To keep up with the huge demand for Honey Butter Chip, Haitai-Calbee has raised its production by a factor of three and put its production line in full operation for 24 hours. Although the product was in short supply, the company did not further increase production because the actual demand is not obvious and crazes can be short-lived.

== Line extensions ==

- Jagabee Honey Mild
  - Honey butter potato fries created by Haitai-Calbee
- Honey Tong Tong
  - Ridged triangle potato chips created by Haitai (not joint with Calbee) after the viral popularity of Honey Butter Chips

=== Special editions ===

- Honey Butter Chip Special Edition - Canada Maple Syrup
- Honey Butter Chip Special Edition - Cherry Blossom
- Honey Butter Chip Winter Warmers - Almond Caramel
- Honey Butter Chip Special Edition - Lavender & Blueberry
- Honey Butter Chip Special Edition - Chou Cream & Maple Syrup
- Honey Butter Chip Special Edition - Fromage Blanc
- Honey Butter Chip Save the Date - Wedding Cake
- Honey Butter Chip Special Edition - Sentimental Season - Mocha
- Honey Butter Chip Especial Edicion - Dulce de Leche

== Competitor products ==
After Honey Butter Chip became famous, many companies produced similar products which plagiarize the name, design, and flavor of its original to take advantage of the popularity of Honey Butter Chip. The word 'Honey Butter' are used by companies to promote their food products to the consumers as if it is a magic spell for high sales of product. A major Korean food maker, Nongshim has launched 'Sumi Chip Honey Mustard' in December, whose taste is similar to Honey Butter Chip. Unlike Honey Butter Chip, the Sumi chip was easier to find in many stores. Therefore, consumers started to buy the Sumi chip as a replacement. The Sumi Chip became more popular than its original, and sold four times more than the Honey Butter Chip with average of ten thousands pack per day. Nongshim has achieved the new record of having the greatest monthly sales in the Korean snack industry. Because of the supply shortage and many other copy products, Honey Butter Chip which once had the highest sales during the last quarter of 2014 fell to third place in the snack sales of January and February, 2015.

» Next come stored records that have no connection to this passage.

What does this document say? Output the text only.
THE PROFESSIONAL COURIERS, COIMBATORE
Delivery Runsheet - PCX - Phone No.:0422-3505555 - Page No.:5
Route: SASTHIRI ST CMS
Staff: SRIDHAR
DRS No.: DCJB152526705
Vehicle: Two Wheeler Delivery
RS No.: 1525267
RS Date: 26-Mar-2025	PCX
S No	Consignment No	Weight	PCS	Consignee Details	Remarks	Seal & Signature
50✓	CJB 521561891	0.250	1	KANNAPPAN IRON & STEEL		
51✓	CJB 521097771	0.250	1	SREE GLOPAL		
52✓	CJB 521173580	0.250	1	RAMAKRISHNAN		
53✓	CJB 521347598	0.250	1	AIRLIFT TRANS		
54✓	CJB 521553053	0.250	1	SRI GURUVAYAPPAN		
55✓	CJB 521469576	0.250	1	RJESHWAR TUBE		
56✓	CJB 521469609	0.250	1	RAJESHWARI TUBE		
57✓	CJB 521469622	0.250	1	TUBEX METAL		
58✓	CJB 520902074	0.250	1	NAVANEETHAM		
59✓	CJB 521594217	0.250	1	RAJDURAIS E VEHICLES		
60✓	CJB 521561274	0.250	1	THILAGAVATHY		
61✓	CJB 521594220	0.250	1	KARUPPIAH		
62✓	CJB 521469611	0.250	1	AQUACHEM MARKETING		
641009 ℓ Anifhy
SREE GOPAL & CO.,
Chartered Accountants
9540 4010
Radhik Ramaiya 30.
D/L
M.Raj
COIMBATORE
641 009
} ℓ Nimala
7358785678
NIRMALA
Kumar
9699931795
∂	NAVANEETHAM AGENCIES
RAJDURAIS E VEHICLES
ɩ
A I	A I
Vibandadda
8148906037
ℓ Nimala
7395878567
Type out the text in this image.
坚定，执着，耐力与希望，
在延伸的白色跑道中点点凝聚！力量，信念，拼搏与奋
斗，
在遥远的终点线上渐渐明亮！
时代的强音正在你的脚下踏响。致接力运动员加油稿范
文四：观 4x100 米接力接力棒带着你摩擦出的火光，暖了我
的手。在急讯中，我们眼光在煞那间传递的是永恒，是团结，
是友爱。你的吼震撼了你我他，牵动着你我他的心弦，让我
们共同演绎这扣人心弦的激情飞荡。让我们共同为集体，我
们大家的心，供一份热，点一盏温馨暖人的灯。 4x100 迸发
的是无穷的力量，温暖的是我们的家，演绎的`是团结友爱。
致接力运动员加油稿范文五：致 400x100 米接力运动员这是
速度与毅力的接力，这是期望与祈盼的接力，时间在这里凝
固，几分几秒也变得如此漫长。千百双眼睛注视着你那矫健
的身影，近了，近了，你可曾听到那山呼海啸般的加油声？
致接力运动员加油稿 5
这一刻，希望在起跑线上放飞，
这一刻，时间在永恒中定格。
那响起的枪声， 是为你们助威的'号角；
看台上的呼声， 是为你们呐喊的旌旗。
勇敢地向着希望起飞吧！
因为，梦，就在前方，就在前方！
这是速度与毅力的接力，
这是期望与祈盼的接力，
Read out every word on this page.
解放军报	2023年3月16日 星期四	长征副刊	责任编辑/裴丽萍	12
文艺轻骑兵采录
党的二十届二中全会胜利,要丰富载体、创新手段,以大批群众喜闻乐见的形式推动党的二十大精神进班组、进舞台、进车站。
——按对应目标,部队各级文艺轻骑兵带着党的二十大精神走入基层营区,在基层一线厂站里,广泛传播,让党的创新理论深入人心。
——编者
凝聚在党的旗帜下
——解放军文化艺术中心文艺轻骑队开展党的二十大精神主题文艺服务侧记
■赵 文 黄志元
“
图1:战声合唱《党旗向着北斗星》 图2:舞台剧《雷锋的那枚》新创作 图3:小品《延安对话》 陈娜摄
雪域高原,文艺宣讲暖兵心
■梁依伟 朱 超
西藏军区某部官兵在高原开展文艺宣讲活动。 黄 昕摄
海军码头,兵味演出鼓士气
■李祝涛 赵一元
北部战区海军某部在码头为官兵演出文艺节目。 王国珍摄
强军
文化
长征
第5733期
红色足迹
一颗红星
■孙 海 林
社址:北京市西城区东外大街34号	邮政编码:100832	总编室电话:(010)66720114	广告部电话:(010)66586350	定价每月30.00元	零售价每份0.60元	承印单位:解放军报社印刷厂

- NongShim "Sumi Potato Chips"
  - Due to the limited manufacturing of the original Honey Butter Chips, the product became increasingly difficult to find, prompting South Korean food manufacturer NongShim to release their own similar product in mass volumes. With the widespread availability of NongShim's chips, Sumi Potato Chips overtook Honey Butter Chips in sales.
- Lotte "Honey Drunken Potato Chips"

Other products are not only limited in the area of confectioneries and food products, but even in other goods such as cosmetic products made of Honey and Butter and furniture designed in the shape of pack of Honey Butter Chip.

==Recipes on YouTube==
During the craze, homemade Honey Butter Chip recipes began to be posted on YouTube. Using ingredients that can be easily found, people can make their own potato chips with similar flavors to the original product.